April 18, 2019
Change no longer the rallying cry in Indonesia.
When Joko Widodo first ran for president in 2014, Indonesia was in the mood for change.
Everything about Mr Joko then was about hope and change: his path to power, his man-of-the-people image, his focus on services.
A businessman selling furniture in Solo, he was not part of the Jakarta political elite and triumphed at the polls as an outsider candidate.
That’s unusual when one considers all the water under the bridge since Mr Joko took his oath of office in October 2014.
Billions have been spent on infrastructure. The country has shifted to the right after the blasphemy trial of former Jakarta governor Basuki Tjahaja Purnama – Mr Joko’s one-time ally and deputy. Economic growth has been underwhelming but Mr Joko has run a mostly scandal-free government.
Take for example Firdaus Amien, 39 in Asem Baris in South Jakarta. Mr Firdaus’s grandfather started the Attahiriah Pesantren – a religious school for girls.
Most people here are dyed- in-the wool supporters of Nahdlatul Ulama, the world’s biggest Islamic organisation. The district went for Mr Prabowo last time. That Mr Joko chose a former head of the organisation, Ma’ruf Amin, as his running mate has cut no ice with them.
“This is a Prabowo neighbourhood,” said Mr Firdaus, a former reporter. He voted for Mr Joko this time and in 2014. The rest of his family opted for his opponent – again.
“They think Jokowi is using Ma’ruf to get Muslim support,” said Mr Firdaus, using the popular moniker for Mr Joko.
Then there’s Muhammed Thohir, 79, who lives a stone’s throw away from the Jakarta home of Habib Rizieq, the head of the hardline group the Islamic Defenders Front, who is currently in exile in Saudi Arabia.
The area went for Mr Joko in 2014. It picked Anies Baswedan over Mr Basuki for Jakarta governor in 2017, and opted for Mr Joko again on Wednesday.
All this despite a surge in religious sentiment sparked by Mr Basuki’s blasphemy trial. In the end voters here were unfazed with Mr Joko’s close association with Mr Basuki and stuck with him.
Mr Muhammed, who voted for Mr Prabowo last time, rued the lost opportunity to oust Mr Joko.
“I was hoping we would change the president,” Mr Muhammed said.
“There’s a Christian school and there’s many (ethnic) Chinese here,” Mr Muhammed said by way of explanation of Mr Joko’s victory in the neighbourhood.”
But in Tanjung Duren, to the west of the city, toward the airport, ethnic Chinese were steadfast behind Mr Joko, even after he withdrew support for Mr Basuki, a Christian of Chinese descent. Mr Basuki was released from jail in January after serving most his two year sentence for insulting the Koran.

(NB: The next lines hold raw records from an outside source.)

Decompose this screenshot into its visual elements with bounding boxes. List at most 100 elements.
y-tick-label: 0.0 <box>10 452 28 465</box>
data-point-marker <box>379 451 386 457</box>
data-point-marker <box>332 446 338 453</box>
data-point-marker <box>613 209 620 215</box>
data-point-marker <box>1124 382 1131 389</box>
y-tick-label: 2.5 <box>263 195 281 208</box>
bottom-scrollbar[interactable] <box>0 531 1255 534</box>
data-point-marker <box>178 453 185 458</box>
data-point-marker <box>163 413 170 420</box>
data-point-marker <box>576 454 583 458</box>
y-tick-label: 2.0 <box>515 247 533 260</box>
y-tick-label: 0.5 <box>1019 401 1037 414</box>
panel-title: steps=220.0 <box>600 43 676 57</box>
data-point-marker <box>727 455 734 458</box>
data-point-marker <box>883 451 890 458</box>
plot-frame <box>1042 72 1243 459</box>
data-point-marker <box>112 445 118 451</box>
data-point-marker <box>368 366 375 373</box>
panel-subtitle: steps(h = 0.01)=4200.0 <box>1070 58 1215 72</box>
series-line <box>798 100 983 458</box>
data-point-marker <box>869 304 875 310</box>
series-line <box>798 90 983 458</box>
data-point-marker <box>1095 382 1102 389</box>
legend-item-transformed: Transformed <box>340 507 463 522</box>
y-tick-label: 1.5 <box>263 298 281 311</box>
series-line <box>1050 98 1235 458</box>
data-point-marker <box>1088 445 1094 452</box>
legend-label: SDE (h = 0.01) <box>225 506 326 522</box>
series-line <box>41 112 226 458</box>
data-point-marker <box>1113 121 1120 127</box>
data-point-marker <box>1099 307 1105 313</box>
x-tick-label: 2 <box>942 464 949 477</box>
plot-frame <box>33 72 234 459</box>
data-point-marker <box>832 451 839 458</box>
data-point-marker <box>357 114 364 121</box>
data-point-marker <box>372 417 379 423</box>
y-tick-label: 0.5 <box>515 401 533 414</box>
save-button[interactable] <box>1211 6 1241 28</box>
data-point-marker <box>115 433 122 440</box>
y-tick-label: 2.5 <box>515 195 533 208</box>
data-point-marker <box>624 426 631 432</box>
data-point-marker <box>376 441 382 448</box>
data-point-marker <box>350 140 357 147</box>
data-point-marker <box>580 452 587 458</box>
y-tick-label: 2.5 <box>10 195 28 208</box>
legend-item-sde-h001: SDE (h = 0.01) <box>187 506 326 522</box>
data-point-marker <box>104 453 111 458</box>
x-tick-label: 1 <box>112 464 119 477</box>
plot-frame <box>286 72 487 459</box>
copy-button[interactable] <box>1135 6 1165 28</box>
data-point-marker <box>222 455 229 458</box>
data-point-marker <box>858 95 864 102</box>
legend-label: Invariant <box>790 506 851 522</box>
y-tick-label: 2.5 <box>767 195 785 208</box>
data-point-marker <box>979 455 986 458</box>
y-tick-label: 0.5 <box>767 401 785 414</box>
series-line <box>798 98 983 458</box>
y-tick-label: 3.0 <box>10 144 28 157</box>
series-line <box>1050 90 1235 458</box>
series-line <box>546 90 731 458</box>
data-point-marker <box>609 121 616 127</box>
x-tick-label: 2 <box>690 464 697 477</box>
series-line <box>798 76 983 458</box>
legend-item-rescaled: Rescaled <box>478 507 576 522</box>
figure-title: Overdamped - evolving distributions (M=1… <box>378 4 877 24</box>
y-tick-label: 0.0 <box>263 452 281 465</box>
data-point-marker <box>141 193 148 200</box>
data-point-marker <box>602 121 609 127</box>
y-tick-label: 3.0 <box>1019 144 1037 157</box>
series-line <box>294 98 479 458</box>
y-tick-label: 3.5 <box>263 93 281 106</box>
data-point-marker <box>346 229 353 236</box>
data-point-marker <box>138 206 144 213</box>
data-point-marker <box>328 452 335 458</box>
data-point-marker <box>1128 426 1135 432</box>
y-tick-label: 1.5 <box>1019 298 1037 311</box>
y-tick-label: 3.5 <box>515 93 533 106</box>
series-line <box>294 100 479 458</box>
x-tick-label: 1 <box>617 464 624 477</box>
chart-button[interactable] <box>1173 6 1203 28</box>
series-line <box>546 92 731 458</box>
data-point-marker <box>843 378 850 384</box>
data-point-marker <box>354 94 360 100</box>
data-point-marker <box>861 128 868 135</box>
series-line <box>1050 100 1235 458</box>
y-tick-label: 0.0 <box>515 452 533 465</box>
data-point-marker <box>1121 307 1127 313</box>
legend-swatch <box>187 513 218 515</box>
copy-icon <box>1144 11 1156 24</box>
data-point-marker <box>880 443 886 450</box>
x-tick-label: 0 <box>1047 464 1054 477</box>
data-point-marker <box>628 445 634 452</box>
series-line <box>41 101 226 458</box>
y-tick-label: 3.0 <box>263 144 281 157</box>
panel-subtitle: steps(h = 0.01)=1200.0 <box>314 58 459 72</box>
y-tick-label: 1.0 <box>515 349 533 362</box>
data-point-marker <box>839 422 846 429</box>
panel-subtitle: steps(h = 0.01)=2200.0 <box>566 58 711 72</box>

That Mr Ma’ruf testified against Mr Basuki at the blasphemy trial hasn’t sullied Mr Joko’s standing among voters here.
“We hope that Ma’ruf will help calm the more extreme Muslims so that Jokowi can work on infrastructure,” said Pauline Liongosari, a brand manager at a big consumer products conglomerate, who is ethnic Chinese.
Ms Pauline’s husband, Kris Antoni, a 33-year-old games software developer is hoping that the next five years will bring more of the same.
His industry has thrived under Mr Joko, who lifted investor caps on the entertainment industry. It’s a far cry from how things were a decade ago when government officials harassed him and other ethnic Chinese for bribes to process applications for identification documents.
“There’s less corruption,” Mr Kris said.
“Of course I want Jokowi to win. We’ve already seen an improvement.”